New Poems • Spring 2026
/Hi All,
Happy Spring. Excited to share a few new poems. You can read them below.
Sending care,
Judy
Politic
Stick to the facts.
Don’t fret about the righteous,
Their sanctimony, their bullying.
Pledge faith to sea,
Its great depths,
Its blueness, honest as the sky’s;
Out West: there are Indians
In India: there are Indians;
Accept this total misapplication.
You must make peace with the clock, the calendar.

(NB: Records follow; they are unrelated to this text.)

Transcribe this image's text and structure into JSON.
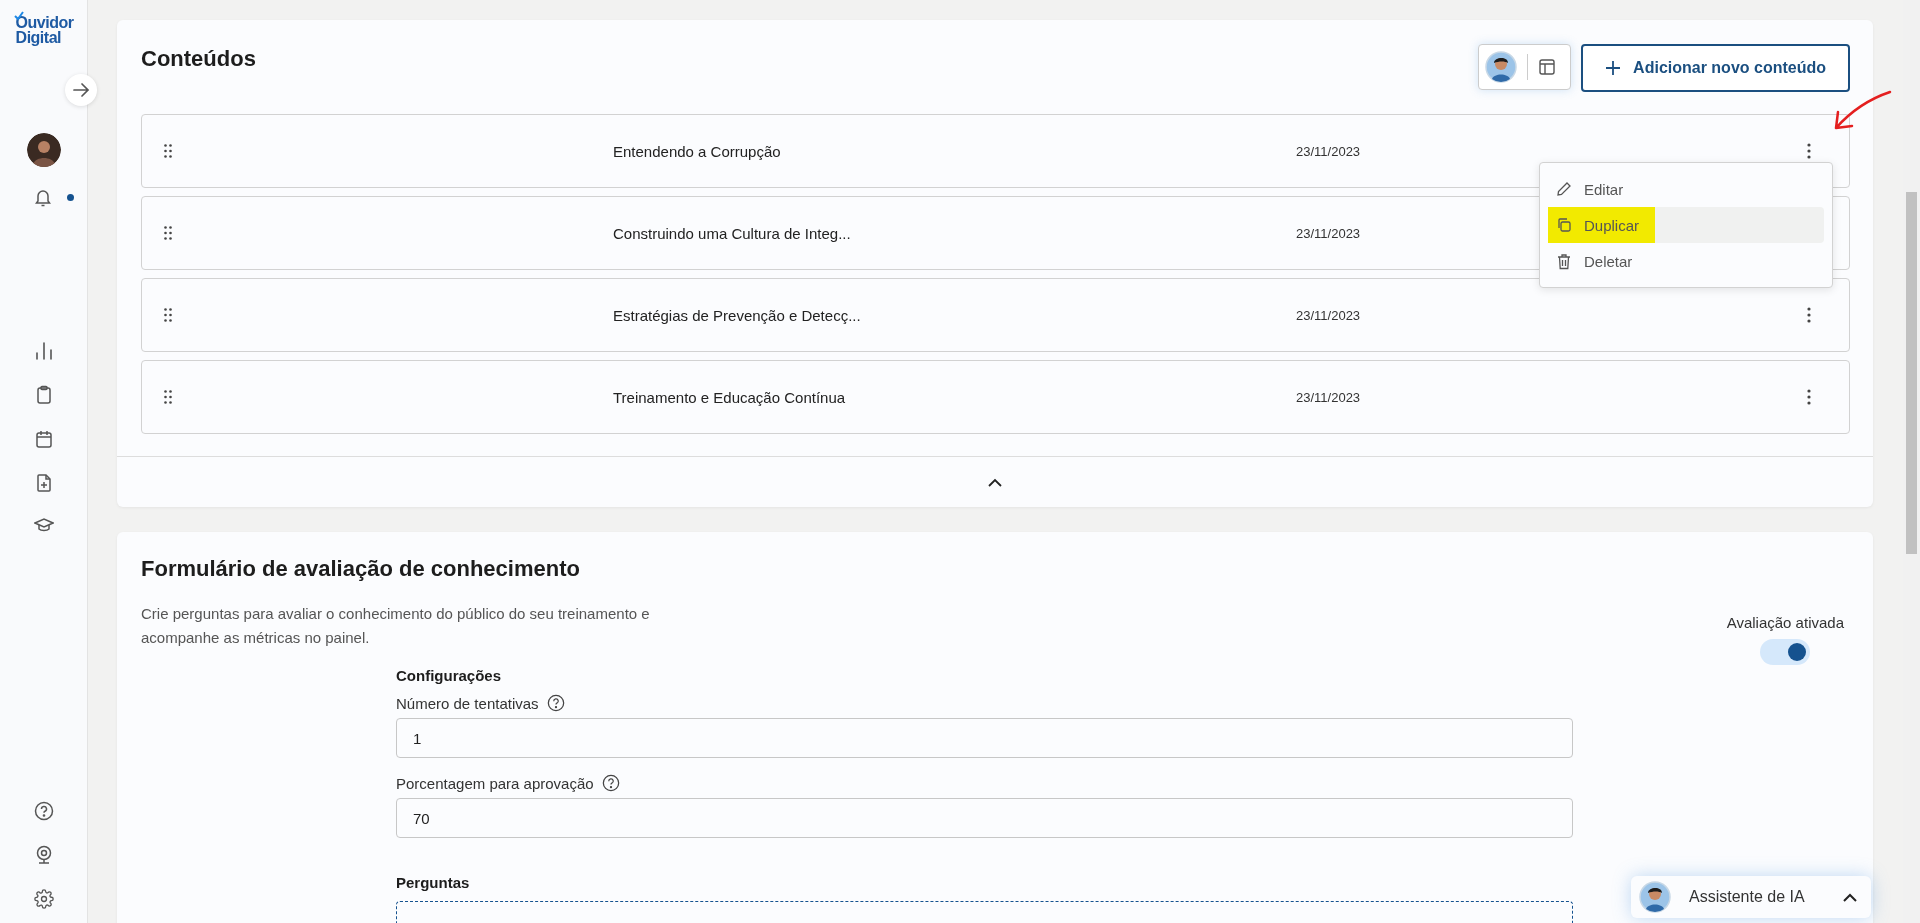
{
  "sidebar": {
    "logo": [
      "Ouvidor",
      "Digital"
    ],
    "notification_dot": true,
    "nav": [
      {
        "kind": "chart"
      },
      {
        "kind": "clipboard"
      },
      {
        "kind": "calendar"
      },
      {
        "kind": "file-plus"
      },
      {
        "kind": "graduation"
      }
    ],
    "bottom_nav": [
      {
        "kind": "help"
      },
      {
        "kind": "webcam"
      },
      {
        "kind": "settings"
      }
    ]
  },
  "contents": {
    "title": "Conteúdos",
    "add_button": "Adicionar novo conteúdo",
    "rows": [
      {
        "title": "Entendendo a Corrupção",
        "date": "23/11/2023",
        "menu_open": true
      },
      {
        "title": "Construindo uma Cultura de Integ...",
        "date": "23/11/2023",
        "menu_open": false
      },
      {
        "title": "Estratégias de Prevenção e Detecç...",
        "date": "23/11/2023",
        "menu_open": false
      },
      {
        "title": "Treinamento e Educação Contínua",
        "date": "23/11/2023",
        "menu_open": false
      }
    ],
    "menu": [
      {
        "kind": "edit",
        "label": "Editar",
        "hovered": false,
        "marked": false
      },
      {
        "kind": "copy",
        "label": "Duplicar",
        "hovered": true,
        "marked": true
      },
      {
        "kind": "trash",
        "label": "Deletar",
        "hovered": false,
        "marked": false
      }
    ],
    "annotation": {
      "kind": "arrow"
    }
  },
  "form": {
    "title": "Formulário de avaliação de conhecimento",
    "description": "Crie perguntas para avaliar o conhecimento do público do seu treinamento e acompanhe as métricas no painel.",
    "toggle": {
      "label": "Avaliação ativada",
      "on": true
    },
    "settings_title": "Configurações",
    "fields": [
      {
        "label": "Número de tentativas",
        "value": "1"
      },
      {
        "label": "Porcentagem para aprovação",
        "value": "70"
      }
    ],
    "questions_title": "Perguntas"
  },
  "assistant": {
    "label": "Assistente de IA"
  }
}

Allow what an hour consists of,
A day, a week, a month;
You have wondered exactly why
You are here.
Recognize what is absolute.
A time of warmth will follow a chill.
A tree is a tree.
Not a brook, not a bale, not a boy:
A tree is what you must climb so
As not to be vanquished
Then eaten
By what is called wild.
Mary Lou, Last Summer
heat rules burns everything
green curls to rust
sun presses down
a simpering smile-button
the dejected landscape
consorts with her bitterness
at night Banjo Ted
a little wine soiled linens
hours pass somehow until
the heavy breath he exhales
raises sweetish bile
chokes her throat
midnight desperation she says no
runs he tries but does not catch her
hammering away on the club’s
the gym’s the ship’s every locked door
the song he writes Last Summer
weaves the story his way
heroism his twangy
theme a simple three chord strum
New Pittsburgh Airport Hosts a Chabad Wedding
I spent most of today, March 18, struggling to remember the name for the clinging cloth hat women sometimes wear and I wore because I feared being bareheaded
at the Orthodox Jewish wedding of the Rabbi’s daughter at the new Pittsburgh Airport.

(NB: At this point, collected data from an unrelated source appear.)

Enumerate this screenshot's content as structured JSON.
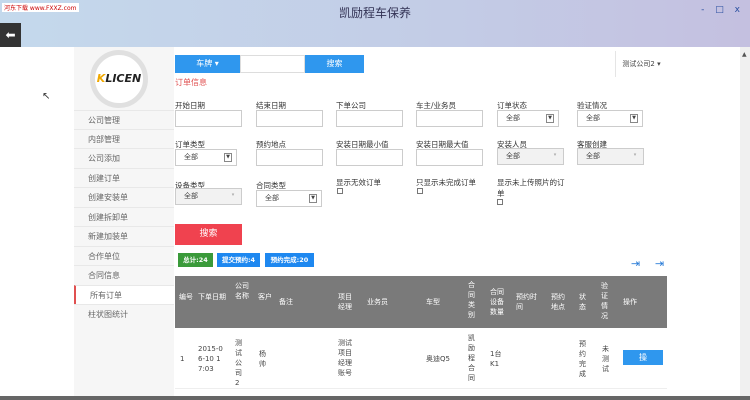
{
  "window": {
    "title": "凯励程车保养",
    "watermark": "河东下载 www.FXXZ.com",
    "controls": [
      "-",
      "□",
      "x"
    ]
  },
  "back_icon": "arrow-left-icon",
  "logo": {
    "text_k": "K",
    "text_rest": "LICEN"
  },
  "sidebar": {
    "items": [
      {
        "label": "公司管理"
      },
      {
        "label": "内部管理"
      },
      {
        "label": "公司添加"
      },
      {
        "label": "创建订单"
      },
      {
        "label": "创建安装单"
      },
      {
        "label": "创建拆卸单"
      },
      {
        "label": "新建加装单"
      },
      {
        "label": "合作单位"
      },
      {
        "label": "合同信息"
      },
      {
        "label": "所有订单",
        "active": true
      },
      {
        "label": "柱状图统计"
      }
    ]
  },
  "topbar": {
    "select_label": "车牌 ▾",
    "search_value": "",
    "search_button": "搜索",
    "company": "测试公司2 ▾"
  },
  "section_title": "订单信息",
  "filters": {
    "start_date": "开始日期",
    "end_date": "结束日期",
    "order_company": "下单公司",
    "owner": "车主/业务员",
    "order_status": {
      "label": "订单状态",
      "value": "全部"
    },
    "verify": {
      "label": "验证情况",
      "value": "全部"
    },
    "order_type": {
      "label": "订单类型",
      "value": "全部"
    },
    "location": "预约地点",
    "install_min": "安装日期最小值",
    "install_max": "安装日期最大值",
    "installer": {
      "label": "安装人员",
      "value": "全部"
    },
    "service": {
      "label": "客服创建",
      "value": "全部"
    },
    "device_type": {
      "label": "设备类型",
      "value": "全部"
    },
    "contract_type": {
      "label": "合同类型",
      "value": "全部"
    },
    "show_invalid": "显示无效订单",
    "show_unfinished": "只显示未完成订单",
    "show_no_photo": "显示未上传照片的订单"
  },
  "search_button": "搜索",
  "badges": {
    "total": "总计:24",
    "submitted": "提交预约:4",
    "done": "预约完成:20"
  },
  "colors": {
    "blue": "#2f97ee",
    "red": "#f0424f",
    "green": "#3a9a3a"
  },
  "table": {
    "headers": [
      "编号",
      "下单日期",
      "公司名称",
      "客户",
      "备注",
      "项目经理",
      "业务员",
      "车型",
      "合同类别",
      "合同设备数量",
      "预约时间",
      "预约地点",
      "状态",
      "验证情况",
      "操作"
    ],
    "rows": [
      {
        "id": "1",
        "date": "2015-06-10 17:03",
        "company": "测试公司2",
        "customer": "杨帅",
        "note": "",
        "manager": "测试项目经理账号",
        "sales": "",
        "car": "奥迪Q5",
        "contract": "凯励程合同",
        "qty": "1台 K1",
        "time": "",
        "place": "",
        "status": "预约完成",
        "verify": "未测试",
        "op": "操"
      }
    ]
  }
}
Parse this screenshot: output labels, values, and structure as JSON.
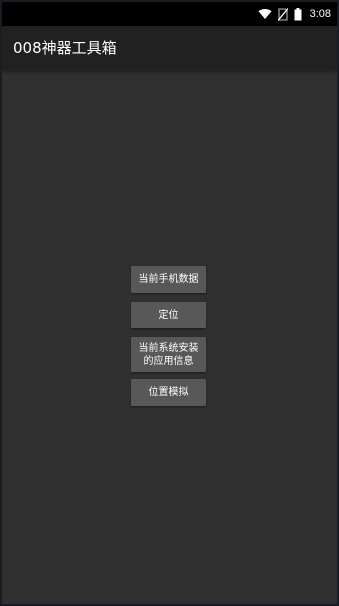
{
  "status_bar": {
    "time": "3:08",
    "icons": [
      "wifi-icon",
      "no-sim-icon",
      "battery-icon"
    ]
  },
  "app_bar": {
    "title": "008神器工具箱"
  },
  "buttons": [
    {
      "label": "当前手机数据"
    },
    {
      "label": "定位"
    },
    {
      "label": "当前系统安装\n的应用信息"
    },
    {
      "label": "位置模拟"
    }
  ],
  "colors": {
    "background": "#303030",
    "app_bar": "#212121",
    "status_bar": "#000000",
    "button": "#585858",
    "text": "#ffffff"
  }
}
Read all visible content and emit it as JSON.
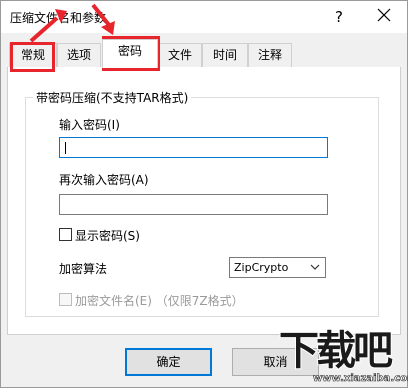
{
  "window": {
    "title": "压缩文件名和参数",
    "help_label": "?"
  },
  "tabs": [
    {
      "label": "常规"
    },
    {
      "label": "选项"
    },
    {
      "label": "密码"
    },
    {
      "label": "文件"
    },
    {
      "label": "时间"
    },
    {
      "label": "注释"
    }
  ],
  "active_tab": "密码",
  "group": {
    "title": "带密码压缩(不支持TAR格式)"
  },
  "password": {
    "label": "输入密码(I)",
    "value": ""
  },
  "confirm_password": {
    "label": "再次输入密码(A)",
    "value": ""
  },
  "show_password": {
    "label": "显示密码(S)",
    "checked": false
  },
  "encryption": {
    "label": "加密算法",
    "selected": "ZipCrypto"
  },
  "encrypt_filenames": {
    "label": "加密文件名(E)  （仅限7Z格式）",
    "checked": false,
    "enabled": false
  },
  "buttons": {
    "ok": "确定",
    "cancel": "取消"
  },
  "watermark": {
    "logo": "下载吧",
    "url": "www.xiazaiba.com"
  },
  "colors": {
    "annotation_red": "#e8242c",
    "focus_blue": "#0078d7",
    "window_bg": "#f0f0f0",
    "panel_bg": "#ffffff"
  }
}
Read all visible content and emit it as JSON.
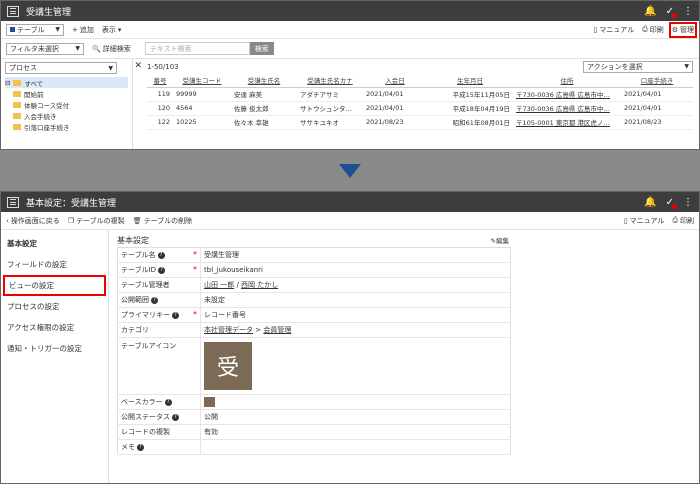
{
  "top": {
    "title": "受講生管理",
    "view_select": "テーブル",
    "add_label": "追加",
    "display_label": "表示",
    "manual_label": "マニュアル",
    "print_label": "印刷",
    "admin_label": "管理",
    "filter_select": "フィルタ未選択",
    "detail_search": "詳細検索",
    "search_placeholder": "テキスト検索",
    "search_button": "検索",
    "process_select": "プロセス",
    "tree": [
      "すべて",
      "開始前",
      "体験コース受付",
      "入会手続き",
      "引落口座手続き"
    ],
    "record_count": "1-50/103",
    "action_select": "アクションを選択",
    "columns": [
      "番号",
      "受講生コード",
      "受講生氏名",
      "受講生氏名カナ",
      "入会日",
      "生年月日",
      "住所",
      "口座手続き"
    ],
    "rows": [
      [
        "119",
        "99999",
        "安達 麻美",
        "アダチアサミ",
        "2021/04/01",
        "平成15年11月05日",
        "〒730-0036 広島県 広島市中…",
        "2021/04/01"
      ],
      [
        "120",
        "4564",
        "佐藤 俊太郎",
        "サトウシュンタ…",
        "2021/04/01",
        "平成18年04月19日",
        "〒730-0036 広島県 広島市中…",
        "2021/04/01"
      ],
      [
        "122",
        "10225",
        "佐々木 幸雄",
        "ササキユキオ",
        "2021/08/23",
        "昭和61年08月01日",
        "〒105-0001 東京都 港区虎ノ…",
        "2021/08/23"
      ]
    ]
  },
  "bottom": {
    "title": "基本設定：受講生管理",
    "back_label": "操作画面に戻る",
    "copy_label": "テーブルの複製",
    "delete_label": "テーブルの削除",
    "manual_label": "マニュアル",
    "print_label": "印刷",
    "nav": [
      "基本設定",
      "フィールドの設定",
      "ビューの設定",
      "プロセスの設定",
      "アクセス権限の設定",
      "通知・トリガーの設定"
    ],
    "section_title": "基本設定",
    "edit_label": "編集",
    "fields": {
      "table_name_k": "テーブル名",
      "table_name_v": "受講生管理",
      "table_id_k": "テーブルID",
      "table_id_v": "tbl_jukouseikanri",
      "admin_k": "テーブル管理者",
      "admin_v1": "山田 一郎",
      "admin_sep": " / ",
      "admin_v2": "西岡 たかし",
      "scope_k": "公開範囲",
      "scope_v": "未設定",
      "pkey_k": "プライマリキー",
      "pkey_v": "レコード番号",
      "cat_k": "カテゴリ",
      "cat_v1": "本社管理データ",
      "cat_sep": " > ",
      "cat_v2": "会員管理",
      "icon_k": "テーブルアイコン",
      "icon_char": "受",
      "basecolor_k": "ベースカラー",
      "status_k": "公開ステータス",
      "status_v": "公開",
      "dup_k": "レコードの複製",
      "dup_v": "有効",
      "memo_k": "メモ"
    }
  },
  "colors": {
    "header": "#3d3d3d",
    "highlight": "#e00000",
    "icon_bg": "#7d6a56",
    "arrow": "#1e4f8f"
  }
}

It was a lot, that event: spectacular: an outdoor canopy (chuppah) shaking in the high winds, a bride and groom who may or may have not met before,
squeezed together with every relative possible under that chuppah, planes taking off above when the snow-whipping winds died down. I could barely see any of this as there were at least five hundred people there, most of them in front of me. But such joy! Such cheer! The repetition of ancient tradition! The world beginning again! An unlikely but wonderful story to tell the grandchildren someday!
And now, twenty-two hours later it came to me: I wore a turban.